Cut your lawn short, and keep it short. It is easier to spot tunnels on a closely cut lawn.
Look for active tunnels by searching for ridges in your lawn that connect two mounds. Collapse the tunnel with your foot. If the tunnel is opened in 48 hours, you may have found your mole.
Dig a hole no larger than the mole trap to the bottom of a main tunnel. Wear gloves or rub your hands in the dirt to keep your human scent off the trap.
Place the trap in the hole until it rests on the bottom, pushing firmly and making sure the trap is in line with the path of the tunnel, rather than straddling it.
Cover the hole with a board, box or pot to keep light out of the hole, which could scare off the mole. This also protects other animals and children.
Test for vole activity by placing square shingles that blend into the mulch over vole holes. If testing for meadow voles, arch the shingles to allow the animal to get underneath.
Place a small piece of apple under each shingle after five days. Check after 24 hours. Apple pieces will be missing from active holes.
Place poison bait directly in the active runways and holes in the yard to help prevent birds, other animals or children from having contact. Apply zinc phosphide or anticoagulant bait, per the manufacturer's directions. Zinc phosphide can be effective in a single application (2.72 to 4.54kg. per acre). Anticoagulants are slow acting and require multiple applications to be effective.
Cut a section of sod slightly larger than the burrow opening with a spade. This will be used to plug the groundhog hole. Alternately, use a garbage can cover, sand bag or similar item.
Punch five small holes in the end of a gas cartridge. Insert the fuse in one of the holes, leaving half its length outside the cartridge.
Light the fuse and place the cartridge as deep in the burrow hole as you can. Do not throw the cartridge into the hole.
Plug the hole with your clump of sod, grass-side down, to prevent loose soil from extinguishing the fuse.
Watch for several minutes, plugging holes where you see gas escaping.

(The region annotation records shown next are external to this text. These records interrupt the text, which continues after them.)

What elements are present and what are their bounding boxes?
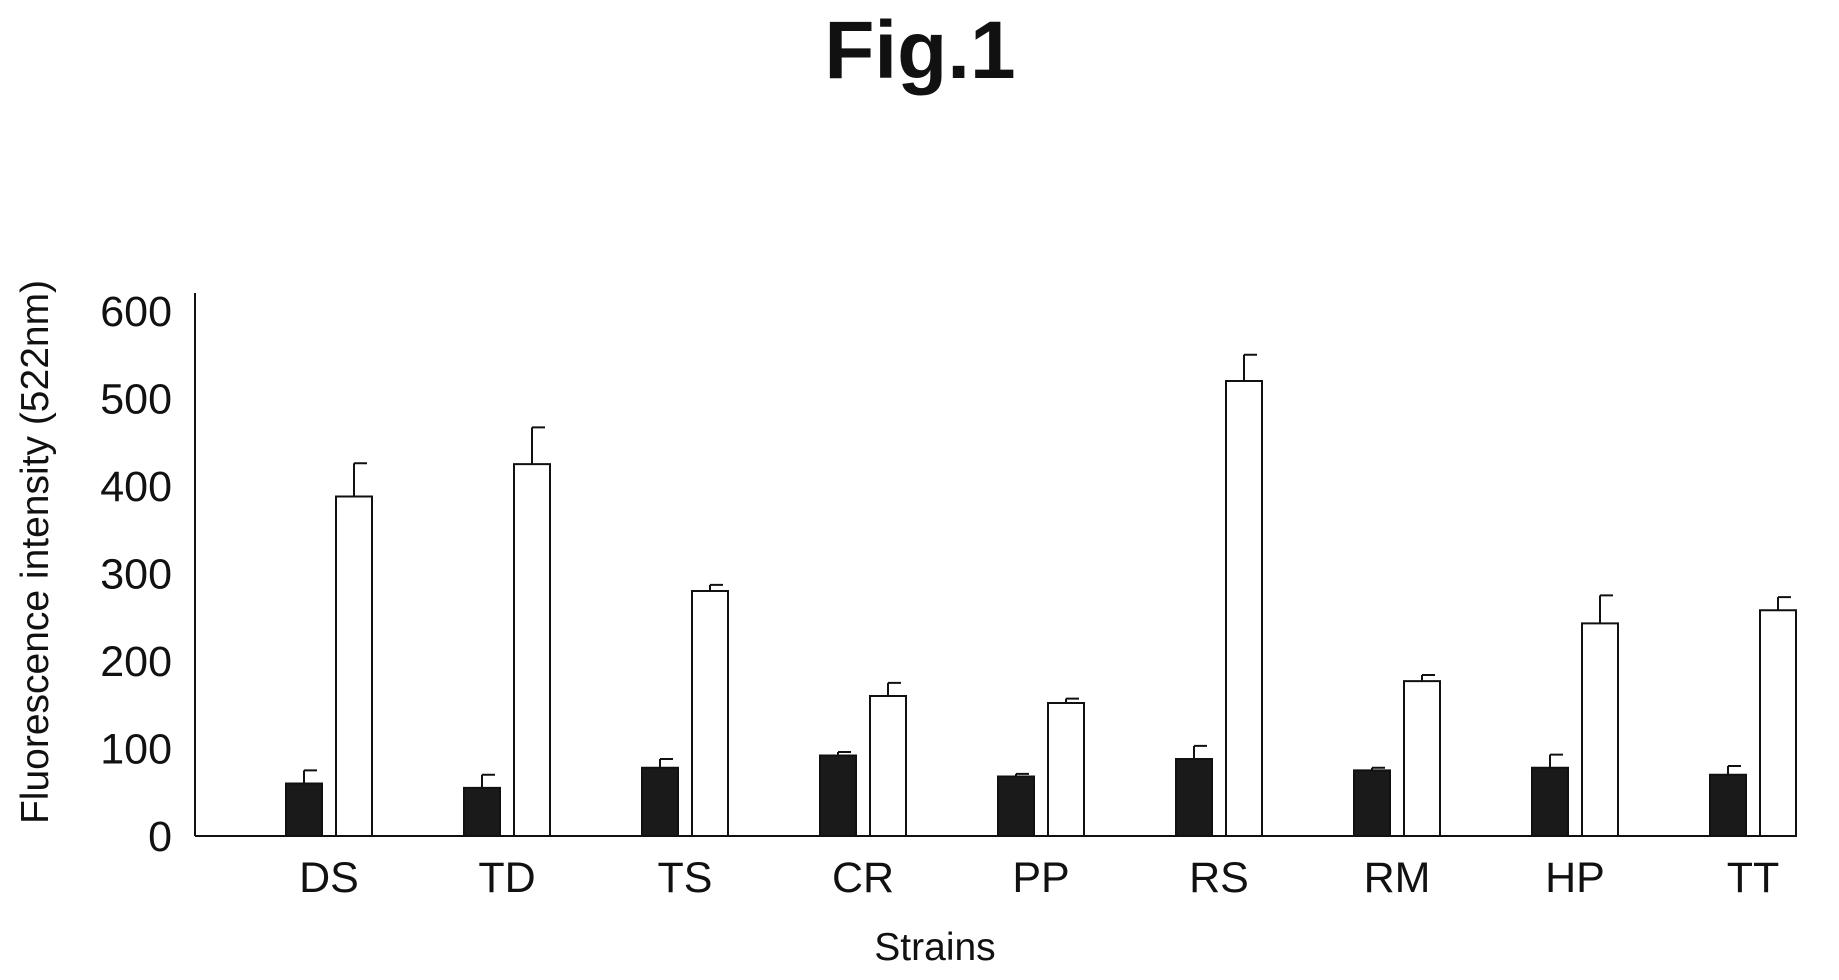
bar-series-2: [1225, 380, 1263, 837]
category-label: TD: [478, 854, 535, 902]
y-tick-label: 200: [100, 638, 172, 686]
category-label: HP: [1545, 854, 1605, 902]
bar-series-2: [1047, 702, 1085, 837]
bar-series-2: [869, 695, 907, 837]
y-tick-label: 100: [100, 726, 172, 774]
bar-series-2: [1759, 609, 1797, 837]
bars: [285, 380, 1797, 837]
bar-series-2: [1403, 680, 1441, 837]
error-bars: [303, 353, 1791, 788]
y-tick-label: 300: [100, 551, 172, 599]
bar-series-1: [641, 766, 679, 837]
bar-series-1: [997, 775, 1035, 837]
bar-series-1: [285, 782, 323, 837]
bar-series-2: [513, 463, 551, 837]
category-label: RS: [1189, 854, 1249, 902]
bar-series-2: [691, 590, 729, 837]
bar-series-1: [1709, 773, 1747, 837]
y-tick-labels: 0 100 200 300 400 500 600: [100, 288, 172, 861]
category-label: RM: [1364, 854, 1431, 902]
y-tick-label: 500: [100, 376, 172, 424]
bar-series-2: [1581, 622, 1619, 837]
bar-series-1: [819, 754, 857, 837]
category-label: TS: [658, 854, 713, 902]
y-tick-label: 600: [100, 288, 172, 336]
x-axis-title: Strains: [874, 926, 995, 969]
bar-series-1: [1531, 766, 1569, 837]
bar-series-1: [1175, 758, 1213, 837]
category-labels: DS TD TS CR PP RS RM HP TT: [299, 854, 1779, 902]
figure-label: Fig.1: [824, 5, 1015, 96]
y-tick-label: 0: [148, 813, 172, 861]
category-label: DS: [299, 854, 359, 902]
y-tick-label: 400: [100, 463, 172, 511]
bar-series-2: [335, 495, 373, 837]
category-label: TT: [1727, 854, 1780, 902]
bar-series-1: [463, 786, 501, 837]
y-axis-title: Fluorescence intensity (522nm): [14, 280, 57, 824]
bar-series-1: [1353, 769, 1391, 837]
category-label: PP: [1012, 854, 1069, 902]
category-label: CR: [832, 854, 894, 902]
chart: 0 100 200 300 400 500 600 DS TD TS CR PP RS RM HP TT S…: [14, 280, 1797, 969]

Moles are not harmful to people, pets or plants since they eat earthworms, grubs, beetles and other insects that live underground. Having a mole in your yard can be beneficial to your lawn, as the mole is eating pests. Moles are easiest to trap in the spring and fall, when they are closest to the surface. Keep safety in mind. Be sure poison or traps are not accessible to household pets or children. Gas cartridges containing carbon monoxide can be found at farm or garden supply businesses and are easy to use. Try not to breathe the gas emitted when placing the cartridge in the burrow.
It is illegal to kill moles in some states.